Well, regulators are taking our tax money and do what? Protect companies that don't pay taxes?
Element, which makes Matrix-based communications and collaboration tools, has launched a consumer-oriented version of its messaging platform, complete with bridges for WhatsApp, Signal and Telegram. The firm's Matrix Services (EMS) has been the acceptable corporate face of the Matrix network for some time now, charging …
As someone that spent a stupid amount of time, effort and the companies money to get Lync to talk to our SIP phones and PBX's, all it takes is them to decide to get bored and move on.
Lync > Skype > Teams is just one scenario.
At one point we had a rack full of gear just converting from one "standard" to another.
Increased adoption for Matrix is definitely a plus. They are also planning E2EE for all bridges, though I don't think it's done yet. You can still do E2EE on Matrix communications.
Signal and iMessage are still controlled by third parties on their servers and at their discretion. At least with Matrix you have the option to roll your own.
The quickest check if a company is really addressing security well is to look at which jurisdictions they're present in, and not just where the company has its HQ. This sidesteps any BS about privacy being a Human Right and other marketing guff that could cover up painful realities.
I find checking where their email lives tends to be the quickest way to establish if they have a clue of the legal issues they're exposed to, and I have some bad news: it all lives in the US. Not sure where their data lives, but by default exposing internal comms is IMHO not the brightest of moves from a trust perspective.
So no, thank you. Fundamentals are pretty important in the age of wannabe authoritorian regimes and no, just having an office in Switzerland á la Silent Circle really isn't enough to escape the clutches of US federal law, especially not after Microsoft helped establishing the Cloud Act.
Your mileage may vary, but if you have a need to protect your communication (which doesn't immediately mean you're a criminal but simply have to protect information), make sure you check everything.
That you should never trust marketing statements is, of course, a given :).
I'll add my thoughts to the conversation as I've been using (self-hosted) Matrix services for a few years, and recently added the whatsapp bridge.
I decided to switch to Matrix because I really liked the e2ee thing. Also, at the time the video call quality was so much better than skype or whatsapp (as you would imagine with a dedicated server and absolutely no bandwith/quality throttling - I once went through 500mb of mobile data in a few minutes).
Yes, I still use whatsapp, Matrix is only between me, my wife and my parents (which ARE grandparents now, so yes, grampa is on Matrix).

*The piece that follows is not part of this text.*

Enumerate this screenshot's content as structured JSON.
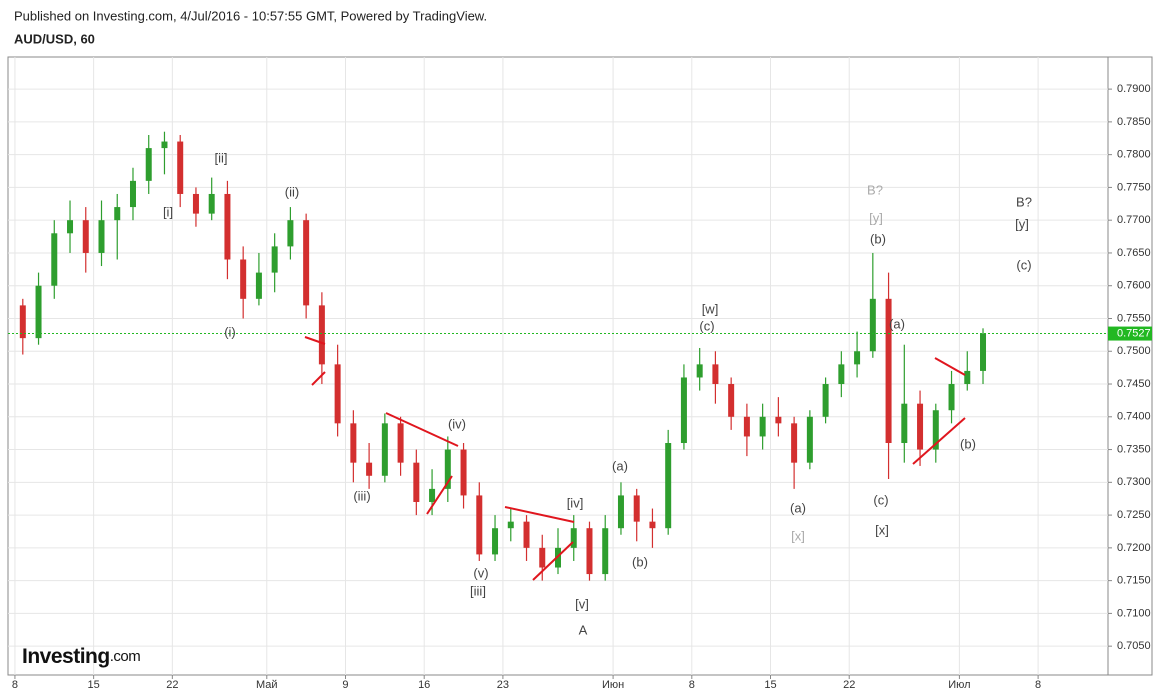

Do I have to pay for this? yes, in the form of hosting (TURN does not work behind a nat and so can't self host at home). And it's pretty much the equivalent of $5/month. I still do it because a) it's not much really b) I like it and most important c) I control the data, ALL of it (well, the one in Matrix anyway).
Recently I've added the whatsapp bridge, as I was tired (read: too lazy) to have both the Element client and Whatsapp client on my computer and having to switch between the two. And since the only people that I have video calls with are my wife or my parents, the lack of that integration is not much of a bother. Yes, it will be nice when it comes so I can call my sister too (I am not a monster, I use a predefined jitsi room with her).
And now whatsapp is allowing to share up to 4 devices, so I think I'll try to virtualise android and let whatsapp run in there instead of my mobile. Not sure it will work (actually I am pretty sure I understood wrong what whatsapp means, but being wrong never stopped me from trying - that's how I got married, I think).
Maybe I'll add the FB bridge as well so my wife can use it, and maybe the signal one for the two people I have in there (and actively use it)
Will whatsapp and FB make breaking changes in the future? Most likely, but not suddenly as there are a lot of businesses using those services, so they will be announced, and I won't be the one who has to implement them, I only need to remember to do a docker pull when it's ready.
What' the point of all my rambling? Well, not much really. But a) I would _maybe_ consider switching to a managed services if it was cheaper b) there are people/use cases for such a thing and c) I got you hooked up to this point, didn't I?
It's a real shame they keep trotting out the open bridges line. They have a bridge to libre chat IRC but it you can't connect to Matrix from IRC at all. All the control is for Matrix users to embrace extend extinguish - IRC users cannot join matrix, only the other way around.
It doesn't seem like an 'open' bridge if you only give power to the one set of users and put the onus on the rest to create put up with their bad netiquette.
That's kind of unfair. The whole point is to give Matrix users the option to better centralize their own communication network. If you want to join a Matrix room from IRC, then become a Matrix user yourself: set up your own server and bridge and do it. It's not hard, did it myself like 3 weeks ago and it took me an afternoon. How else do you expect this to work?
...Also, if your response to this is "well I prefer using simple/command line clients", Element is surprisingly simple and clean, and there are multiple options for CLI Matrix clients, including one for Weechat. With the latter, you'd be able to IRC while you Matrix, without the need for a bridge at all.